DE ONTMOETING | 5. HET INZICHT

Sinne ademt opgelucht uit. Omaria is weer zoals ze het al die tijd gekend heeft – steeds afwisselende, maar schitterende wolkenluchten; een heerlijk warme zon die, als het haar uitkomt, gerust een andere positie inneemt. Ze is dan weer groot, dan weer klein. Soms vuurrood, andere momenten zo helder dat ze vrijwel opgaat in haar achtergrond.

De lucht loopt uit van kraakhelder wit boven haar hoofd tot aan intens purper aan de horizon, waar hier en daar bijzondere vormen gewatteerd wit langskomen, als doen ze een verleidelijke dans. Het water lijkt rustig en kleurige bloemen afgewisseld met gevarieerde gewassen omringen het landschap. Haar aanlegsteigertje ligt merkwaardig genoeg dit keer in een bochtje, waardoor de achterkant van haar schip vreemd afsteekt vanaf de kade.

Ze moet erom lachen. Dat is precies wat het altijd weer met haar doet. De onvoorspelbaarheid van Omaria stemt haar vrolijk. Ze houdt ervan dat ze de wereld om haar heen steeds anders aantreft. Ze heeft gemerkt dat het een wisselwerking is en dat zijzelf een actieve bijdrage hieraan levert.

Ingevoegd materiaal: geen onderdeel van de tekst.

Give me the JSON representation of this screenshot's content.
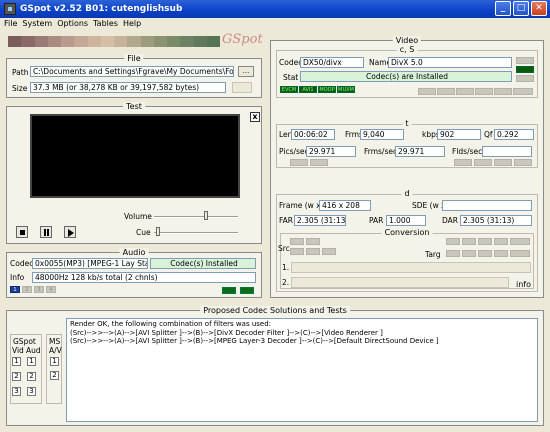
{
  "window": {
    "title": "GSpot v2.52 B01: cutenglishsub"
  },
  "menu": [
    "File",
    "System",
    "Options",
    "Tables",
    "Help"
  ],
  "logo": "GSpot",
  "gradient_colors": [
    "#7a5c5a",
    "#8a6a66",
    "#9a7a74",
    "#aa8a82",
    "#b89a8e",
    "#c4a896",
    "#ceb49e",
    "#d6bea6",
    "#c6b49a",
    "#b2a88c",
    "#9e9c7e",
    "#8a9272",
    "#7a8a68",
    "#6c8262",
    "#607a5c",
    "#567456"
  ],
  "file": {
    "title": "File",
    "path_label": "Path",
    "path_value": "C:\\Documents and Settings\\Fgrave\\My Documents\\For slag",
    "browse_label": "...",
    "size_label": "Size",
    "size_value": "37.3 MB (or 38,278 KB or 39,197,582 bytes)"
  },
  "test": {
    "title": "Test",
    "close_label": "x",
    "volume_label": "Volume",
    "cue_label": "Cue",
    "volume_level": 0.62,
    "cue_level": 0.05
  },
  "audio": {
    "title": "Audio",
    "codec_label": "Codec",
    "codec_value": "0x0055(MP3) [MPEG-1 Lay Stat",
    "codec_status": "Codec(s) Installed",
    "info_label": "Info",
    "info_value": "48000Hz 128 kb/s total (2 chnls)",
    "buttons": [
      "1",
      "2",
      "3",
      "4"
    ]
  },
  "video": {
    "title": "Video",
    "cs_title": "c, S",
    "codec_label": "Codec",
    "codec_value": "DX50/divx",
    "name_label": "Name",
    "name_value": "DivX 5.0",
    "stat_label": "Stat",
    "stat_value": "Codec(s) are Installed",
    "green_buttons": [
      "EVCM",
      "AVI1",
      "MOOP",
      "MUXM"
    ],
    "t_title": "t",
    "len_label": "Len",
    "len_value": "00:06:02",
    "frms_label": "Frms",
    "frms_value": "9,040",
    "kbps_label": "kbps",
    "kbps_value": "902",
    "qf_label": "Qf",
    "qf_value": "0.292",
    "pics_label": "Pics/sec",
    "pics_value": "29.971",
    "frms_sec_label": "Frms/sec",
    "frms_sec_value": "29.971",
    "flds_label": "Flds/sec",
    "flds_value": "",
    "d_title": "d",
    "frame_label": "Frame (w x",
    "frame_value": "416 x 208",
    "sde_label": "SDE (w x",
    "sde_value": "",
    "far_label": "FAR",
    "far_value": "2.305 (31:13)",
    "par_label": "PAR",
    "par_value": "1.000",
    "dar_label": "DAR",
    "dar_value": "2.305 (31:13)",
    "conversion_title": "Conversion",
    "src_label": "Src",
    "targ_label": "Targ",
    "row1_label": "1.",
    "row2_label": "2.",
    "info_button": "info"
  },
  "proposed": {
    "title": "Proposed Codec Solutions and Tests",
    "gspot_label": "GSpot",
    "vid_label": "Vid",
    "aud_label": "Aud",
    "ms_label": "MS",
    "ms_sub": "A/V",
    "vid_buttons": [
      "1",
      "2",
      "3"
    ],
    "aud_buttons": [
      "1",
      "2",
      "3"
    ],
    "ms_buttons": [
      "1",
      "2"
    ],
    "lines": [
      "Render OK, the following combination of filters was used:",
      "(Src)-->>-->(A)-->[AVI Splitter ]-->(B)-->[DivX Decoder Filter ]-->(C)-->[Video Renderer ]",
      "(Src)-->>-->(A)-->[AVI Splitter ]-->(B)-->[MPEG Layer-3 Decoder ]-->(C)-->[Default DirectSound Device ]"
    ]
  }
}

Sinne springt over het losse plankje direct aan het begin en loopt neuriënd de steiger af. Somber staat vandaag even niet op de agenda, heeft ze besloten, al sluipt hij heus wel ergens rond in de hoekjes en gaatjes van haar zijn. De ruwe en verdrietige emoties van de afgelopen dagen moeten even plaatsmaken voor wat speelsheid. Ze wil zich opladen en dan met frisse moed haar hoofd buigen over de situatie met Tonio Senior.

Ze duwt haar schip met een voet af van de steiger nadat ze het van alle lijnen ontdaan heeft. De wind is gunstig en zodra ze de schoot inneemt, voelt ze de punt van het schip direct omhoog trekken. Het water onder de Ascensie rimpelt in kleine cirkels en weerspiegelt haar groeiende opwinding. Dat ze hier mag zijn op deze verbluffende plek en dan ook nog door de wolken kan vliegen met haar eigen schip! Ze laat alle blijheid en dankbaarheid volledig over zich heen spoelen en wentelt zich erin rond als een varkentje in de modder.

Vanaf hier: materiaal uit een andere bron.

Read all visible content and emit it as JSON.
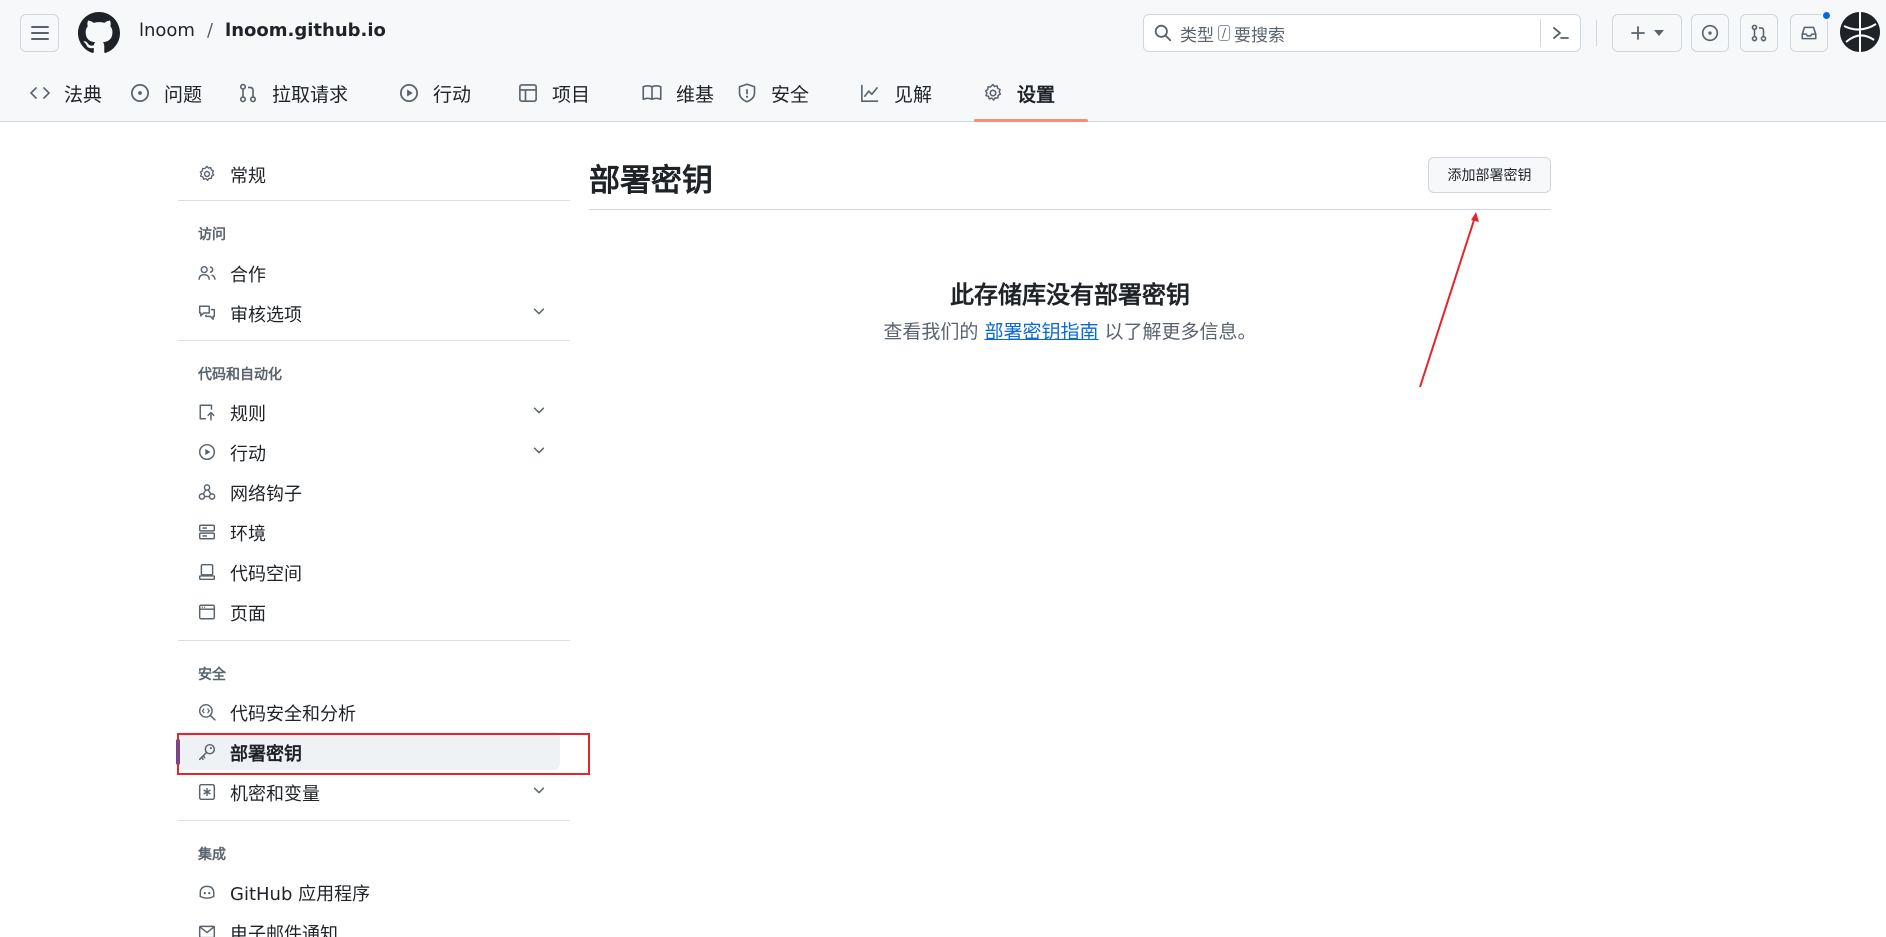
{
  "header": {
    "owner": "lnoom",
    "separator": "/",
    "repo": "lnoom.github.io",
    "search": {
      "placeholder_prefix": "类型",
      "slash_key": "/",
      "placeholder_suffix": "要搜索"
    },
    "icons": [
      "menu-icon",
      "github-logo-icon",
      "search-icon",
      "command-palette-icon",
      "plus-icon",
      "issue-icon",
      "pull-request-icon",
      "inbox-icon",
      "avatar"
    ]
  },
  "tabs": [
    {
      "label": "法典",
      "icon": "code-icon"
    },
    {
      "label": "问题",
      "icon": "issue-icon"
    },
    {
      "label": "拉取请求",
      "icon": "pull-request-icon"
    },
    {
      "label": "行动",
      "icon": "play-icon"
    },
    {
      "label": "项目",
      "icon": "table-icon"
    },
    {
      "label": "维基",
      "icon": "book-icon"
    },
    {
      "label": "安全",
      "icon": "shield-icon"
    },
    {
      "label": "见解",
      "icon": "graph-icon"
    },
    {
      "label": "设置",
      "icon": "gear-icon",
      "active": true
    }
  ],
  "sidebar": {
    "general": "常规",
    "access_heading": "访问",
    "collaborators": "合作",
    "moderation": "审核选项",
    "code_heading": "代码和自动化",
    "rules": "规则",
    "actions": "行动",
    "webhooks": "网络钩子",
    "environments": "环境",
    "codespaces": "代码空间",
    "pages": "页面",
    "security_heading": "安全",
    "code_security": "代码安全和分析",
    "deploy_keys": "部署密钥",
    "secrets": "机密和变量",
    "integrations_heading": "集成",
    "github_apps": "GitHub 应用程序",
    "email_notifications": "电子邮件通知"
  },
  "main": {
    "title": "部署密钥",
    "add_button": "添加部署密钥",
    "empty_title": "此存储库没有部署密钥",
    "empty_prefix": "查看我们的",
    "empty_link": "部署密钥指南",
    "empty_suffix": "以了解更多信息。"
  },
  "colors": {
    "accent_blue": "#0969da",
    "tab_underline": "#fd8c73",
    "annotation_red": "#e5242c",
    "notification_dot": "#0969da"
  }
}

Het schip voelt haar stemming aan, versnelt in een subtiele ruk voorwaarts, het hout zachtjes zingend onder haar voeten.

"De vreugde waarin ze zich baadt, heeft als doel om de pijn van de afgelopen dagen te verlichten. Omaria kan dat tijdelijk voor Sinne betekenen, maar ze moet wel oppassen… Haar verdriet is niet ineens verdwenen. Tonio is wel degelijk een treurende en wegschrompelende oude man geworden die geen stap meer op Omaria durft te zetten.

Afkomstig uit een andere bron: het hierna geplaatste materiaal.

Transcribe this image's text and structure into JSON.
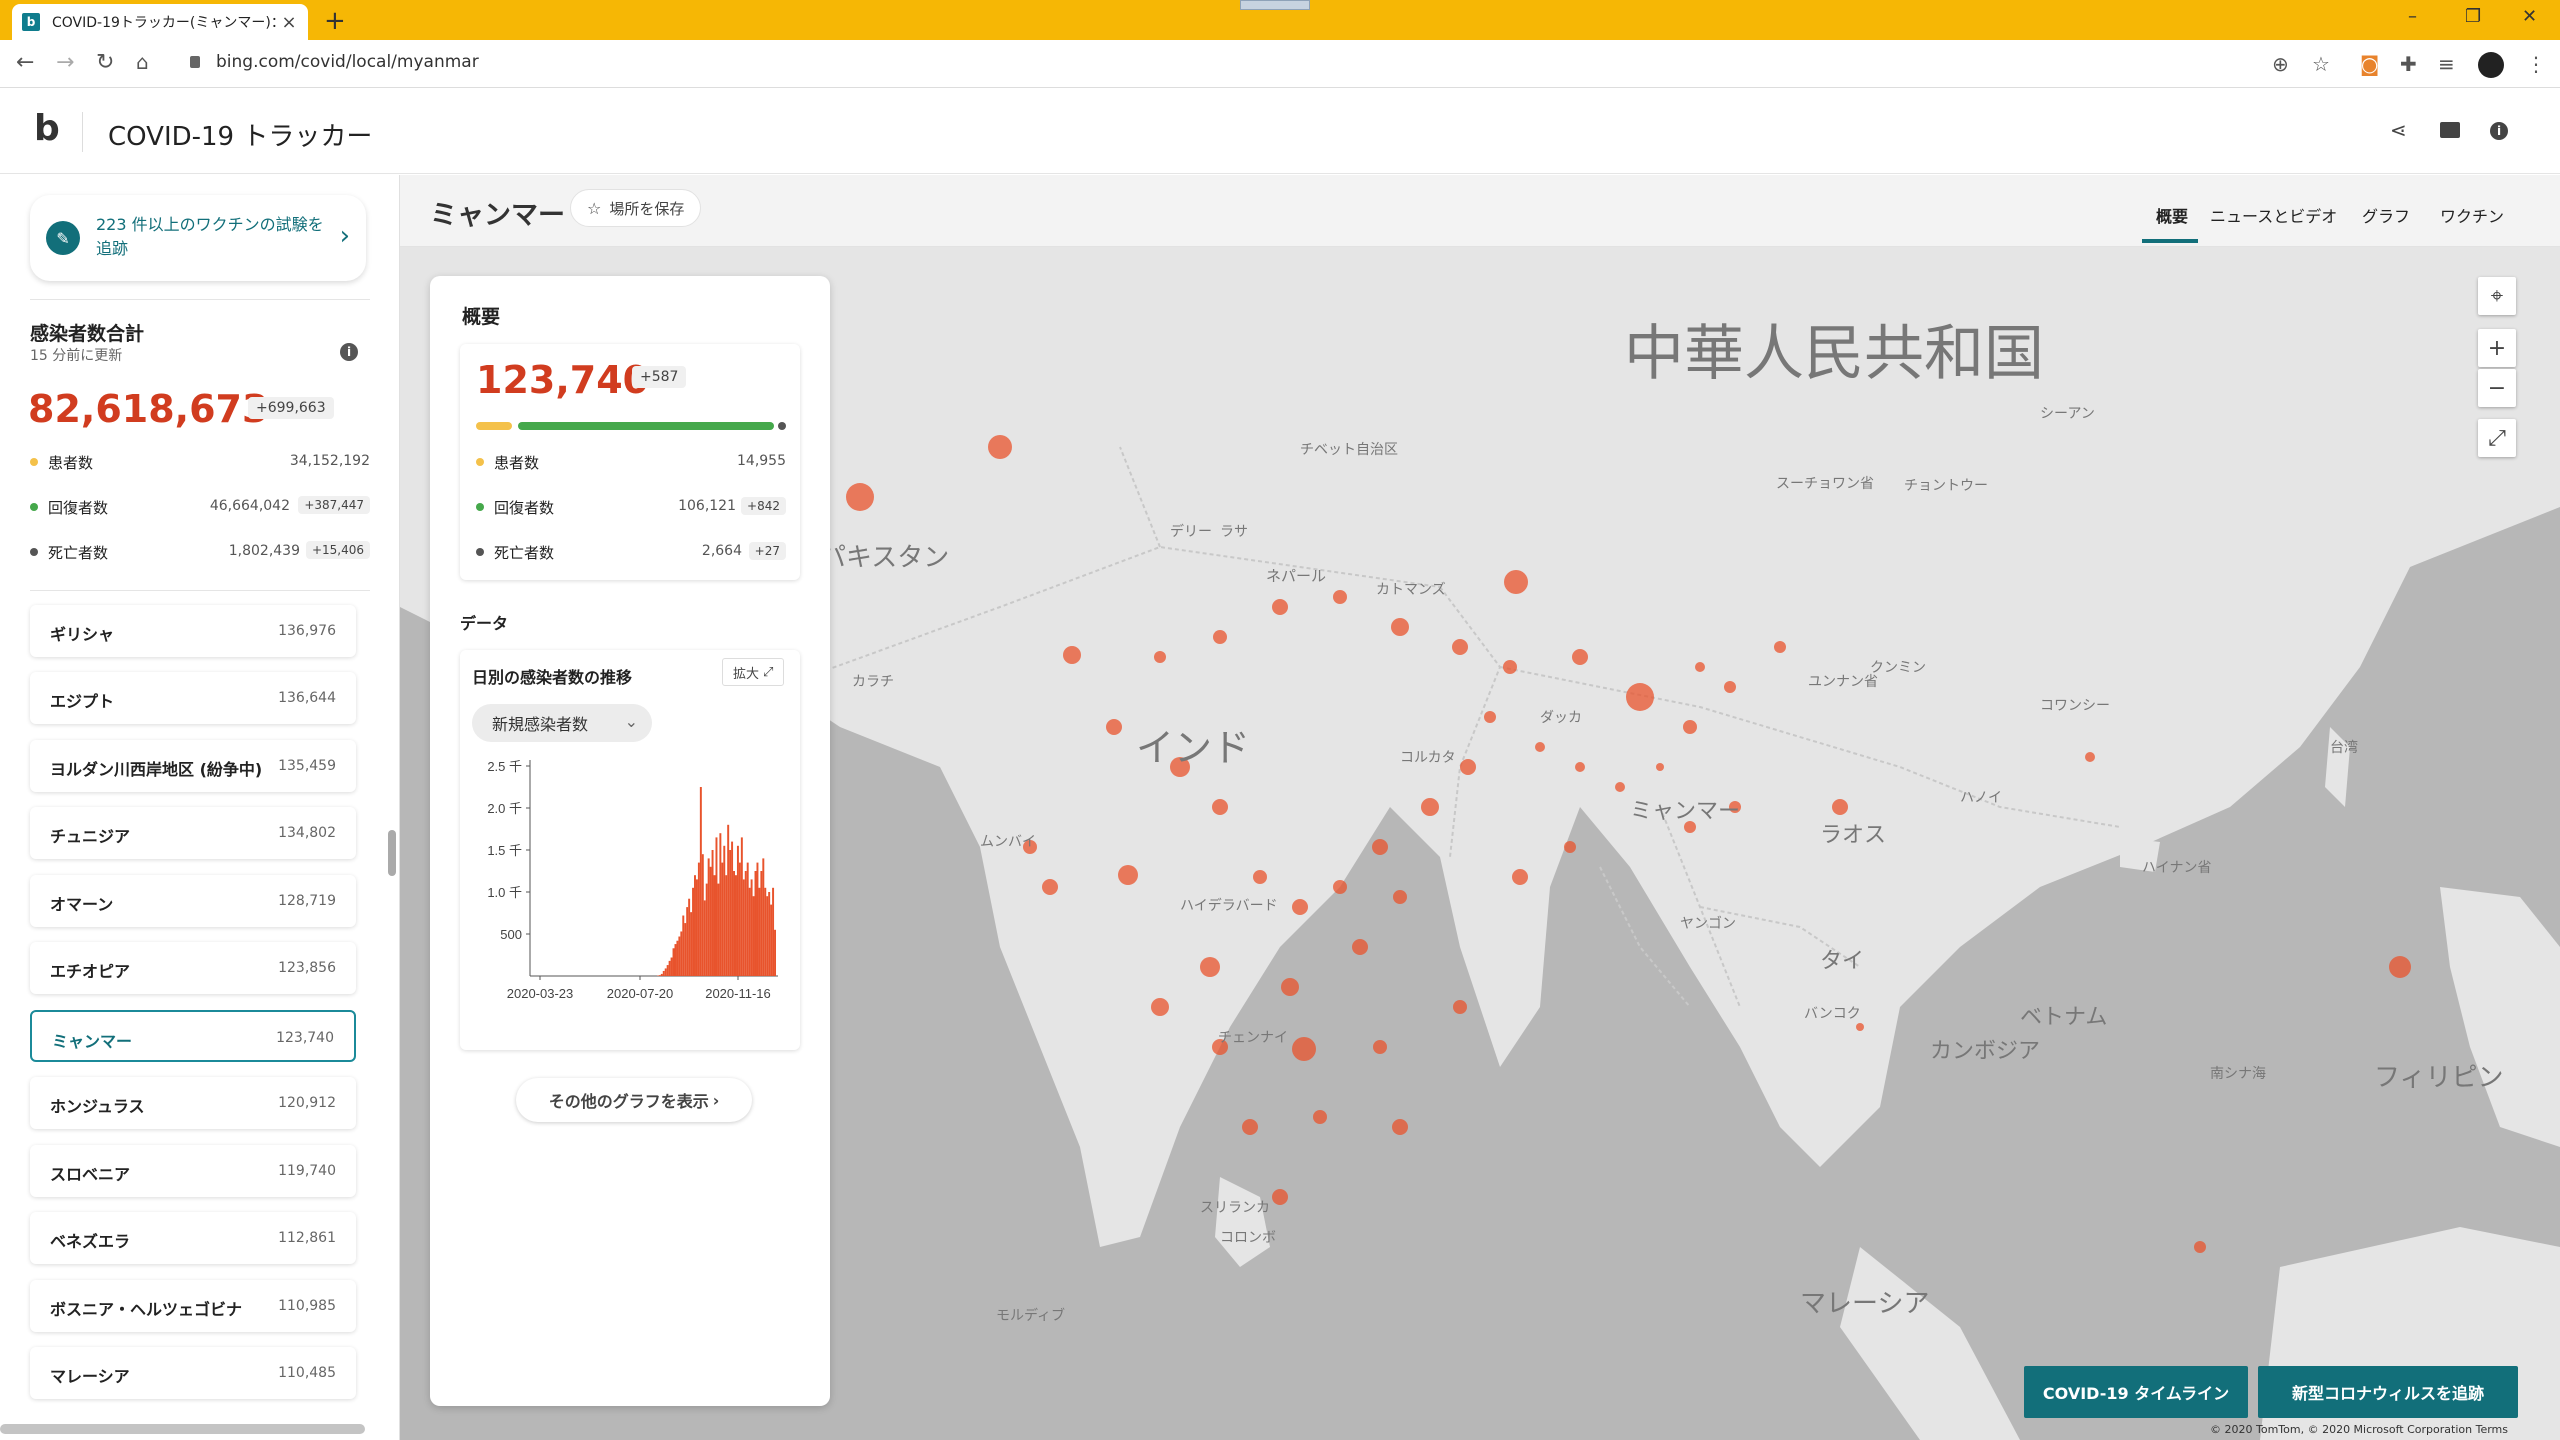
{
  "browser": {
    "tab_title": "COVID-19トラッカー(ミャンマー)：新...",
    "favicon": "b",
    "url": "bing.com/covid/local/myanmar"
  },
  "app": {
    "logo": "b",
    "title": "COVID-19 トラッカー"
  },
  "sidebar": {
    "vaccine_banner": "223 件以上のワクチンの試験を追跡",
    "total_label": "感染者数合計",
    "updated": "15 分前に更新",
    "total_value": "82,618,673",
    "total_delta": "+699,663",
    "stats": [
      {
        "label": "患者数",
        "value": "34,152,192",
        "delta": "",
        "color": "#f4c14a"
      },
      {
        "label": "回復者数",
        "value": "46,664,042",
        "delta": "+387,447",
        "color": "#45a84b"
      },
      {
        "label": "死亡者数",
        "value": "1,802,439",
        "delta": "+15,406",
        "color": "#555555"
      }
    ],
    "countries": [
      {
        "name": "ギリシャ",
        "value": "136,976"
      },
      {
        "name": "エジプト",
        "value": "136,644"
      },
      {
        "name": "ヨルダン川西岸地区 (紛争中)",
        "value": "135,459"
      },
      {
        "name": "チュニジア",
        "value": "134,802"
      },
      {
        "name": "オマーン",
        "value": "128,719"
      },
      {
        "name": "エチオピア",
        "value": "123,856"
      },
      {
        "name": "ミャンマー",
        "value": "123,740"
      },
      {
        "name": "ホンジュラス",
        "value": "120,912"
      },
      {
        "name": "スロベニア",
        "value": "119,740"
      },
      {
        "name": "ベネズエラ",
        "value": "112,861"
      },
      {
        "name": "ボスニア・ヘルツェゴビナ",
        "value": "110,985"
      },
      {
        "name": "マレーシア",
        "value": "110,485"
      }
    ]
  },
  "location": {
    "name": "ミャンマー",
    "save_label": "場所を保存",
    "tabs": [
      "概要",
      "ニュースとビデオ",
      "グラフ",
      "ワクチン"
    ]
  },
  "overview": {
    "title": "概要",
    "total": "123,740",
    "delta": "+587",
    "stats": [
      {
        "label": "患者数",
        "value": "14,955",
        "delta": "",
        "color": "#f4c14a"
      },
      {
        "label": "回復者数",
        "value": "106,121",
        "delta": "+842",
        "color": "#45a84b"
      },
      {
        "label": "死亡者数",
        "value": "2,664",
        "delta": "+27",
        "color": "#555555"
      }
    ],
    "data_title": "データ",
    "chart_title": "日別の感染者数の推移",
    "expand_label": "拡大",
    "dropdown_value": "新規感染者数",
    "more_graphs": "その他のグラフを表示"
  },
  "chart_data": {
    "type": "bar",
    "title": "日別の感染者数の推移",
    "series_label": "新規感染者数",
    "x_ticks": [
      "2020-03-23",
      "2020-07-20",
      "2020-11-16"
    ],
    "y_ticks": [
      "500",
      "1.0 千",
      "1.5 千",
      "2.0 千",
      "2.5 千"
    ],
    "ylim": [
      0,
      2500
    ],
    "color": "#e8532c",
    "values": [
      0,
      0,
      0,
      0,
      0,
      0,
      0,
      0,
      0,
      0,
      0,
      0,
      0,
      0,
      0,
      0,
      0,
      0,
      0,
      0,
      0,
      0,
      0,
      0,
      0,
      0,
      0,
      0,
      0,
      0,
      0,
      0,
      0,
      0,
      0,
      0,
      0,
      0,
      0,
      0,
      0,
      0,
      0,
      0,
      0,
      0,
      0,
      0,
      0,
      0,
      0,
      0,
      0,
      0,
      0,
      0,
      0,
      0,
      0,
      0,
      0,
      0,
      0,
      0,
      5,
      10,
      25,
      60,
      90,
      130,
      180,
      220,
      330,
      380,
      420,
      470,
      530,
      720,
      630,
      820,
      920,
      760,
      1050,
      1200,
      1150,
      1350,
      2250,
      1450,
      900,
      1100,
      1400,
      1300,
      1500,
      1200,
      1650,
      1100,
      1700,
      1350,
      1550,
      1200,
      1800,
      1500,
      1600,
      1250,
      1200,
      1550,
      1350,
      1650,
      1150,
      1250,
      1350,
      1050,
      1150,
      950,
      1250,
      1350,
      1050,
      1250,
      1400,
      1050,
      950,
      1000,
      850,
      1050,
      550
    ]
  },
  "map": {
    "labels": {
      "china": "中華人民共和国",
      "india": "インド",
      "pakistan": "パキスタン",
      "myanmar": "ミャンマー",
      "laos": "ラオス",
      "thailand": "タイ",
      "vietnam": "ベトナム",
      "cambodia": "カンボジア",
      "malaysia": "マレーシア",
      "philippines": "フィリピン",
      "nepal": "ネパール",
      "tibet": "チベット自治区",
      "lhasa": "ラサ",
      "delhi": "デリー",
      "mumbai": "ムンバイ",
      "hyderabad": "ハイデラバード",
      "chennai": "チェンナイ",
      "bangkok": "バンコク",
      "hanoi": "ハノイ",
      "karachi": "カラチ",
      "srilanka": "スリランカ",
      "colombo": "コロンボ",
      "yunnan": "ユンナン省",
      "sichuan": "スーチョワン省",
      "guangxi": "コワンシー",
      "hainan": "ハイナン省",
      "yangon": "ヤンゴン",
      "taiwan": "台湾",
      "kathmandu": "カトマンズ",
      "dhaka": "ダッカ",
      "kolkata": "コルカタ",
      "chongqing": "チョントウー",
      "xian": "シーアン",
      "kunming": "クンミン",
      "scs": "南シナ海",
      "maldives": "モルディブ"
    },
    "controls": [
      "locate-icon",
      "zoom-in-icon",
      "zoom-out-icon",
      "expand-icon"
    ],
    "button_timeline": "COVID-19 タイムライン",
    "button_track": "新型コロナウィルスを追跡",
    "copyright": "© 2020 TomTom, © 2020 Microsoft Corporation Terms"
  }
}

Als ze oplet, dan valt het haar misschien op dat het getijde, de natuurlijke cadans op Omaria, zich aangepast heeft aan haar. Zo gaat dat nu eenmaal in deze bijzondere wereld. Ik ben benieuwd wat er verder van gaat komen…"

Toran kijkt verrast op als hij Sinne de volgende morgen een looping ziet maken aan de frisse ochtendhemel. Hij heeft niet al te goed geslapen vannacht, met een gevoel van machteloosheid over wat er in het kamp gebeurt buiten zijn bereik. Hij zou helemaal niets kunnen betekenen voor haar, voor hen... Hij kan alleen maar afwachten en hopen, iets waar hij niet zo goed in is. De lucht om hem heen dimt, subtiel reagerend op zijn onrust, de kleuren net iets minder levendig dan momenten eerder.

Tot voor kort was er niets of niemand hier om zich zorgen over te maken, maar van de een op de andere dag hebben de zorgen zich op allerlei niveaus opgestapeld. Op Omaria kunnen zorgen een andere gedaante aannemen, tastbaar worden – iets wat niet wenselijk is. Hier is loslaten geen bijverschijnsel, maar een voorwaarde; de enige manier om te existeren.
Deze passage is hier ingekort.